Juíza prevê em decisão que Riva será preso se pena for confirmada pelo TJ
Ex-deputado foi condenado há 22 anos de prisão por desvios na Assembleia
A juíza da Sétima Vara Criminal, Selma Rosane Santos Arruda, afirmou que o ex-presidente da Assembleia Legislativa de Mato Grosso (AL-MT), José Geraldo Riva (sem partido), será preso se tiver a sentença que o condenou a 22 anos e 4 meses mantida em segunda instância.
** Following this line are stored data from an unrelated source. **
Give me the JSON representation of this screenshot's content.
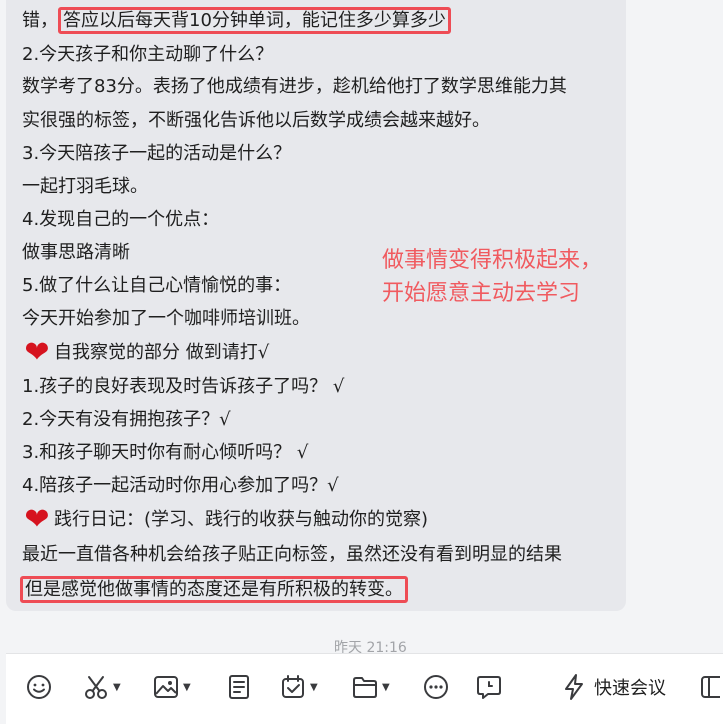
{
  "message": {
    "line1_prefix": "错，",
    "line1_highlight": "答应以后每天背10分钟单词，能记住多少算多少",
    "line2": "2.今天孩子和你主动聊了什么？",
    "line3": "数学考了83分。表扬了他成绩有进步，趁机给他打了数学思维能力其",
    "line4": "实很强的标签，不断强化告诉他以后数学成绩会越来越好。",
    "line5": "3.今天陪孩子一起的活动是什么？",
    "line6": "一起打羽毛球。",
    "line7": "4.发现自己的一个优点：",
    "line8": "做事思路清晰",
    "line9": "5.做了什么让自己心情愉悦的事：",
    "line10": "今天开始参加了一个咖啡师培训班。",
    "line11": "自我察觉的部分 做到请打√",
    "line12": "1.孩子的良好表现及时告诉孩子了吗？ √",
    "line13": "2.今天有没有拥抱孩子？√",
    "line14": "3.和孩子聊天时你有耐心倾听吗？ √",
    "line15": "4.陪孩子一起活动时你用心参加了吗？√",
    "line16": "践行日记：(学习、践行的收获与触动你的觉察)",
    "line17": "最近一直借各种机会给孩子贴正向标签，虽然还没有看到明显的结果",
    "line18_highlight": "但是感觉他做事情的态度还是有所积极的转变。"
  },
  "annotation": {
    "line1": "做事情变得积极起来，",
    "line2": "开始愿意主动去学习"
  },
  "timestamp": "昨天 21:16",
  "toolbar": {
    "icons": [
      "emoji-icon",
      "scissors-icon",
      "image-icon",
      "document-icon",
      "calendar-check-icon",
      "folder-icon",
      "more-icon",
      "chat-icon",
      "lightning-icon"
    ],
    "meeting_label": "快速会议"
  },
  "colors": {
    "highlight": "#ee4c55",
    "annotation": "#f05a5f",
    "bubble": "#e7e8ec",
    "heart": "#d6131f"
  }
}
O ex-deputado obteve o direito de recorrer da decisão em liberdade.
A informação consta de um embargo de declaração – um tipo de recurso judicial que questiona eventual falta de clareza ou contradição em decisões dos juízes -, interposto pelo Ministério Público Estadual (MP-MT) que apontou suposta “omissão em relação a expedição de guia de execução provisória em 2º Grau de Jurisdição”.
O órgão ministerial solicitou que a Selma Arruda adicionasse na decisão que a prisão será cumprida em caso de confirmação da sentença pelo Tribunal de Justiça. Selma Arruda acolheu o recurso.
“Em razão da omissão constatada pelo Ministério Público, acolho os Embargos de Declaração, retificando a sentença, em sua parte final, que passará a ter a seguinte redação: ‘Havendo interposição de recurso e sendo confirmada a presente sentença em 2ª Grau de Jurisdição, expeça-se guia de execução, remetendo-a ao Juízo competente para cumprimento da pena. Outrossim, transitada em julgado a sentença, lance-lhe o nome no rol dos culpados’”.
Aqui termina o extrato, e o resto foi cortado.